Hermine Ford, Two Coats of Paint, Sharon Butler
Hermine Ford, Jack Tworkov

 — Shaken by 9/11, Hermine Ford and her husband, painter Robert Moskowitz (who currently has a show at D'Amelio Terras), left their Tribeca loft for a four-month residency at the American Academy in Rome. Wandering the ancient streets, Ford found Rome’s historical resilience consoling, Here was a city, she thought, that had been destroyed countless times and yet had always been rebuilt. Fascinated with the mosaics and patterns cobbled together over centuries from the marble rubble, Ford began drawing and collecting images that have fueled her paintings. She returns to Rome each year to gather more material. Three of Ford’s delicately nuanced, shaped paintings are on display at STOREFRONT through May 22.

Last week I visited Ford at her studio. In her seventies, she is the daughter of

Jack Tworkov, one of the Abstract Expressionists from the legendary New York School. She calls herself a late bloomer. “I was always defined by my relationships to others—first as Jack’s daughter, then as Bob’s wife and Erik’s mother—and it took me a while to find my own way.” As a lifelong New Yorker, she has seen many artists come and go, and neighborhoods change. Her neighborhood, once full of striving artists, is now the enclave of flush professionals. When she and Moskowitz go out, they are often the oldest people in the room, and they wonder where everyone has gone.

This sensitivity to what and who came before reflects Ford’s preoccupation with history’s layered progression. “As I’ve gotten older, I’ve developed an interest in older civilizations. When I was young, I was interested in archeology, but I moved away from it,” she told me. “Walking around Rome, it all came back to me. I felt enchanted. I couldn’t tear myself away. As you age, the contemporary loses its glamour. I recently retired from teaching at MICA, where I would watch the grad students worry about their careers.” Here she paused for a sardonic laugh. “It becomes harder to lend yourself to that.”

Hermine Ford, Two Coats of Paint, Sharon Butler

For Ford, making work now is much easier than it was when she was younger. “I have developed a huge vocabulary—I have so many ideas in my head that I want to see, and I love making them,” she said. “It’s fun to draw the shape and pattern out, although I don’t like the process of building the supports, but I love the painting—I get carried away.

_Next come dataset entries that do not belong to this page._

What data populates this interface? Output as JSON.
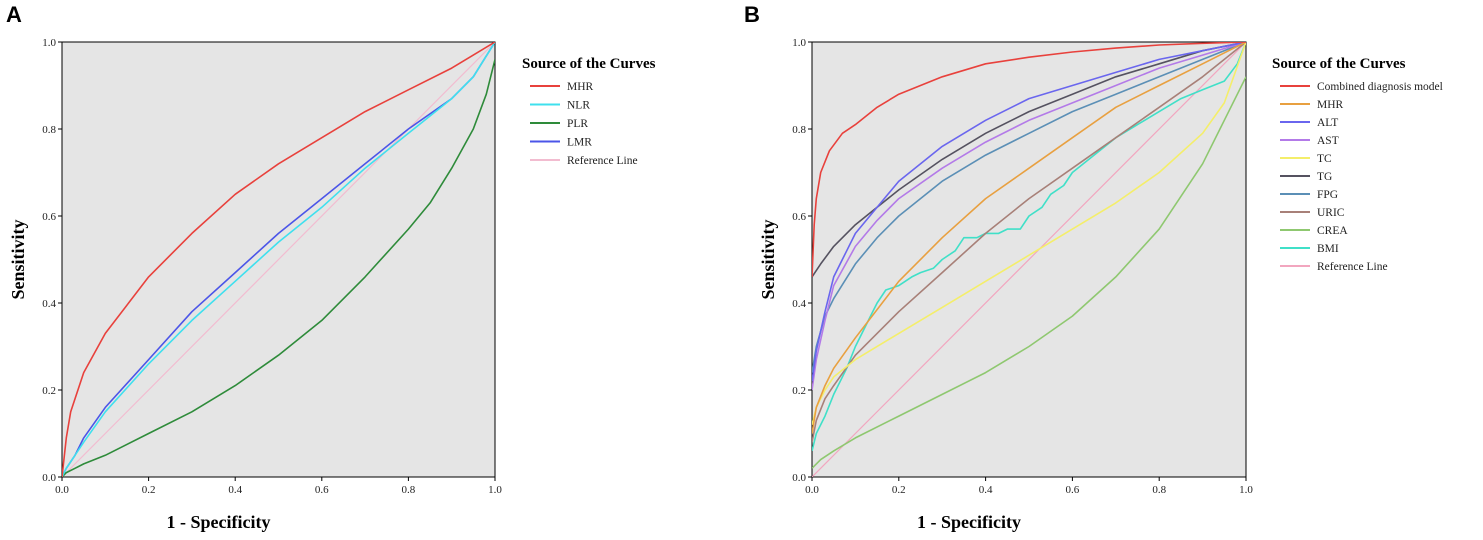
{
  "chart_data": [
    {
      "panel": "A",
      "type": "line",
      "title": "",
      "xlabel": "1 - Specificity",
      "ylabel": "Sensitivity",
      "xlim": [
        0,
        1
      ],
      "ylim": [
        0,
        1
      ],
      "ticks": [
        "0.0",
        "0.2",
        "0.4",
        "0.6",
        "0.8",
        "1.0"
      ],
      "grid": false,
      "legend_title": "Source of the Curves",
      "legend_position": "right",
      "series": [
        {
          "name": "MHR",
          "color": "#e8413c",
          "x": [
            0,
            0.01,
            0.02,
            0.05,
            0.1,
            0.2,
            0.3,
            0.4,
            0.5,
            0.6,
            0.7,
            0.8,
            0.9,
            0.95,
            1.0
          ],
          "y": [
            0,
            0.09,
            0.15,
            0.24,
            0.33,
            0.46,
            0.56,
            0.65,
            0.72,
            0.78,
            0.84,
            0.89,
            0.94,
            0.97,
            1.0
          ]
        },
        {
          "name": "NLR",
          "color": "#3fe0ee",
          "x": [
            0,
            0.01,
            0.03,
            0.05,
            0.1,
            0.2,
            0.3,
            0.4,
            0.5,
            0.6,
            0.7,
            0.8,
            0.9,
            0.95,
            1.0
          ],
          "y": [
            0,
            0.02,
            0.05,
            0.08,
            0.15,
            0.26,
            0.36,
            0.45,
            0.54,
            0.62,
            0.71,
            0.79,
            0.87,
            0.92,
            1.0
          ]
        },
        {
          "name": "PLR",
          "color": "#2e8b3a",
          "x": [
            0,
            0.01,
            0.03,
            0.05,
            0.1,
            0.2,
            0.3,
            0.4,
            0.5,
            0.6,
            0.7,
            0.8,
            0.85,
            0.9,
            0.95,
            0.98,
            1.0
          ],
          "y": [
            0,
            0.01,
            0.02,
            0.03,
            0.05,
            0.1,
            0.15,
            0.21,
            0.28,
            0.36,
            0.46,
            0.57,
            0.63,
            0.71,
            0.8,
            0.88,
            0.96
          ]
        },
        {
          "name": "LMR",
          "color": "#4b55e8",
          "x": [
            0,
            0.01,
            0.03,
            0.05,
            0.1,
            0.2,
            0.3,
            0.4,
            0.5,
            0.6,
            0.7,
            0.8,
            0.9,
            0.95,
            1.0
          ],
          "y": [
            0,
            0.02,
            0.05,
            0.09,
            0.16,
            0.27,
            0.38,
            0.47,
            0.56,
            0.64,
            0.72,
            0.8,
            0.87,
            0.92,
            1.0
          ]
        },
        {
          "name": "Reference Line",
          "color": "#f2bcd0",
          "x": [
            0,
            1
          ],
          "y": [
            0,
            1
          ]
        }
      ]
    },
    {
      "panel": "B",
      "type": "line",
      "title": "",
      "xlabel": "1 - Specificity",
      "ylabel": "Sensitivity",
      "xlim": [
        0,
        1
      ],
      "ylim": [
        0,
        1
      ],
      "ticks": [
        "0.0",
        "0.2",
        "0.4",
        "0.6",
        "0.8",
        "1.0"
      ],
      "grid": false,
      "legend_title": "Source of the Curves",
      "legend_position": "right",
      "series": [
        {
          "name": "Combined diagnosis model",
          "color": "#e8413c",
          "x": [
            0,
            0.005,
            0.01,
            0.02,
            0.04,
            0.07,
            0.1,
            0.15,
            0.2,
            0.3,
            0.4,
            0.5,
            0.6,
            0.7,
            0.8,
            0.9,
            1.0
          ],
          "y": [
            0.46,
            0.58,
            0.64,
            0.7,
            0.75,
            0.79,
            0.81,
            0.85,
            0.88,
            0.92,
            0.95,
            0.965,
            0.977,
            0.986,
            0.993,
            0.997,
            1.0
          ]
        },
        {
          "name": "MHR",
          "color": "#e8a040",
          "x": [
            0,
            0.01,
            0.03,
            0.05,
            0.1,
            0.2,
            0.3,
            0.4,
            0.5,
            0.6,
            0.7,
            0.8,
            0.9,
            1.0
          ],
          "y": [
            0.1,
            0.16,
            0.21,
            0.25,
            0.32,
            0.45,
            0.55,
            0.64,
            0.71,
            0.78,
            0.85,
            0.9,
            0.95,
            1.0
          ]
        },
        {
          "name": "ALT",
          "color": "#6a66ee",
          "x": [
            0,
            0.01,
            0.03,
            0.05,
            0.08,
            0.1,
            0.15,
            0.2,
            0.3,
            0.4,
            0.5,
            0.6,
            0.7,
            0.8,
            0.9,
            1.0
          ],
          "y": [
            0.22,
            0.29,
            0.38,
            0.46,
            0.52,
            0.56,
            0.62,
            0.68,
            0.76,
            0.82,
            0.87,
            0.9,
            0.93,
            0.96,
            0.98,
            1.0
          ]
        },
        {
          "name": "AST",
          "color": "#b37ae8",
          "x": [
            0,
            0.01,
            0.03,
            0.05,
            0.1,
            0.15,
            0.2,
            0.3,
            0.4,
            0.5,
            0.6,
            0.7,
            0.8,
            0.9,
            1.0
          ],
          "y": [
            0.2,
            0.27,
            0.36,
            0.44,
            0.53,
            0.59,
            0.64,
            0.71,
            0.77,
            0.82,
            0.86,
            0.9,
            0.94,
            0.97,
            1.0
          ]
        },
        {
          "name": "TC",
          "color": "#f4ee6a",
          "x": [
            0,
            0.01,
            0.03,
            0.05,
            0.1,
            0.2,
            0.3,
            0.4,
            0.5,
            0.6,
            0.7,
            0.8,
            0.9,
            0.95,
            1.0
          ],
          "y": [
            0.12,
            0.16,
            0.2,
            0.23,
            0.27,
            0.33,
            0.39,
            0.45,
            0.51,
            0.57,
            0.63,
            0.7,
            0.79,
            0.86,
            1.0
          ]
        },
        {
          "name": "TG",
          "color": "#555260",
          "x": [
            0,
            0.02,
            0.05,
            0.1,
            0.15,
            0.2,
            0.3,
            0.4,
            0.5,
            0.6,
            0.7,
            0.8,
            0.9,
            1.0
          ],
          "y": [
            0.46,
            0.49,
            0.53,
            0.58,
            0.62,
            0.66,
            0.73,
            0.79,
            0.84,
            0.88,
            0.92,
            0.95,
            0.98,
            1.0
          ]
        },
        {
          "name": "FPG",
          "color": "#5b8fb6",
          "x": [
            0,
            0.01,
            0.03,
            0.05,
            0.1,
            0.15,
            0.2,
            0.3,
            0.4,
            0.5,
            0.6,
            0.7,
            0.8,
            0.9,
            1.0
          ],
          "y": [
            0.24,
            0.3,
            0.37,
            0.41,
            0.49,
            0.55,
            0.6,
            0.68,
            0.74,
            0.79,
            0.84,
            0.88,
            0.92,
            0.96,
            1.0
          ]
        },
        {
          "name": "URIC",
          "color": "#a88078",
          "x": [
            0,
            0.01,
            0.03,
            0.05,
            0.1,
            0.2,
            0.3,
            0.4,
            0.5,
            0.6,
            0.7,
            0.8,
            0.9,
            1.0
          ],
          "y": [
            0.08,
            0.13,
            0.18,
            0.21,
            0.28,
            0.38,
            0.47,
            0.56,
            0.64,
            0.71,
            0.78,
            0.85,
            0.92,
            1.0
          ]
        },
        {
          "name": "CREA",
          "color": "#8fc870",
          "x": [
            0,
            0.02,
            0.05,
            0.1,
            0.2,
            0.3,
            0.4,
            0.5,
            0.6,
            0.7,
            0.8,
            0.9,
            0.95,
            1.0
          ],
          "y": [
            0.02,
            0.04,
            0.06,
            0.09,
            0.14,
            0.19,
            0.24,
            0.3,
            0.37,
            0.46,
            0.57,
            0.72,
            0.82,
            0.92
          ]
        },
        {
          "name": "BMI",
          "color": "#40e0c8",
          "x": [
            0,
            0.01,
            0.03,
            0.05,
            0.08,
            0.1,
            0.13,
            0.15,
            0.17,
            0.2,
            0.23,
            0.25,
            0.28,
            0.3,
            0.33,
            0.35,
            0.38,
            0.4,
            0.43,
            0.45,
            0.48,
            0.5,
            0.53,
            0.55,
            0.58,
            0.6,
            0.65,
            0.7,
            0.75,
            0.8,
            0.85,
            0.9,
            0.95,
            0.98,
            1.0
          ],
          "y": [
            0.06,
            0.1,
            0.14,
            0.19,
            0.25,
            0.3,
            0.36,
            0.4,
            0.43,
            0.44,
            0.46,
            0.47,
            0.48,
            0.5,
            0.52,
            0.55,
            0.55,
            0.56,
            0.56,
            0.57,
            0.57,
            0.6,
            0.62,
            0.65,
            0.67,
            0.7,
            0.74,
            0.78,
            0.81,
            0.84,
            0.87,
            0.89,
            0.91,
            0.95,
            1.0
          ]
        },
        {
          "name": "Reference Line",
          "color": "#f2a6bf",
          "x": [
            0,
            1
          ],
          "y": [
            0,
            1
          ]
        }
      ]
    }
  ]
}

I like the juncture between nature and artifice. After all these years, my paintings finally match the way I experience the world.”

Before her trip to Rome after 9/11, Ford worked on small shaped pieces like this that were inspired by the landscape in Nova Scotia where she spends the summers.

Ford with ii ss, a beautiful limited edition book recently published by Granary Books, publisher of new projects that explore the intersection of word and image. Ford collaborated with poet and old friend Kathleen Fraser. " ii ss addresses the double-bind of to be—being human and being dependent upon the natural world for pleasure and sustenance. In this knowledge we have been awakened, with a harsh jolt, to earth’s gradual melting and shifting due to man’s deliberate avoidance patterns, both greedy and neglectful, leading us to the careless destruction of our planet home." --Kathleen Fraser and Hermine Ford.

"Hermine Ford: Paintings," STOREFRONT, Brooklyn, NY. Through May 22, 2011. Additionally, an exhibition of Ford's work on paper is on display at STEVEN AMEDEE (41 N. Moore Street, NYC) through May 31. A fully illustrated catalog featuring work from from 1970 to the present, with a preface by Jason Andrew, has been produced in conjunction with the exhibition.